Une imprimerie typographique a été reconstituée dans une partie des locaux du moulin. Elle permet de présenter l’activité d’un petit atelier artisanal tel qu’on pouvait en rencontrer dans les années 1960, mais aussi d’utiliser une partie de la production de papier du moulin pour la réalisation de gravures, d’ouvrages, d’affiches, de cartes et même d’enveloppe.

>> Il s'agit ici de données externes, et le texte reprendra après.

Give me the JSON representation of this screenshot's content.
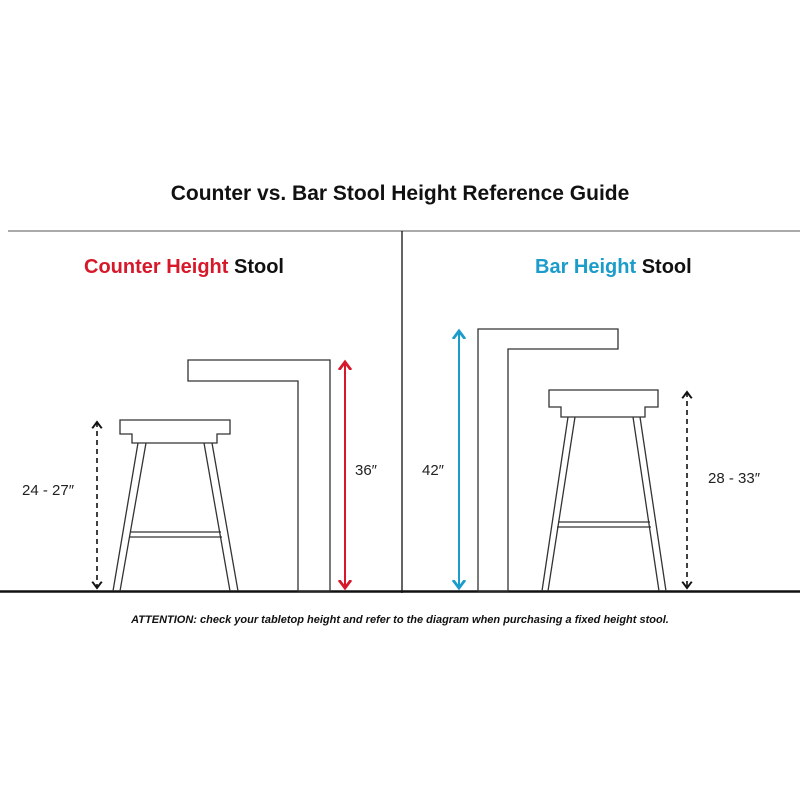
{
  "title": "Counter vs. Bar Stool Height  Reference Guide",
  "counter": {
    "heading_accent": "Counter Height",
    "heading_rest": "Stool",
    "stool_height_label": "24 - 27″",
    "counter_height_label": "36″",
    "accent_color": "#d7182a"
  },
  "bar": {
    "heading_accent": "Bar Height",
    "heading_rest": "Stool",
    "stool_height_label": "28 - 33″",
    "bar_height_label": "42″",
    "accent_color": "#1b9ccb"
  },
  "attention": {
    "label": "ATTENTION:",
    "text": "check your tabletop height and refer to the diagram when purchasing a fixed height stool."
  }
}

Ce sont certainement ces deux unités complémentaires, papeterie et imprimerie, qui font la richesse de ce lieu historique, fidèlement à l’idée d’origine qui a guidé les membres de l’association : conserver cette double mémoire et transmettre les techniques.

A travers les savoir-faire des papetiers, des imprimeurs et le matériel présent au Moulin du Got, les visiteurs peuvent découvrir toute l’évolution des techniques de la papeterie et des arts graphiques. Depuis les feuilles à la main jusqu’à la première machine à papier en continu, de la composition typographique avec les caractères mobiles jusqu’aux presses automatiques, le Moulin du Got est plus qu’un musée vivant c’est un véritable lieu de production, d’activités pédagogiques et de création ouvert aux artistes.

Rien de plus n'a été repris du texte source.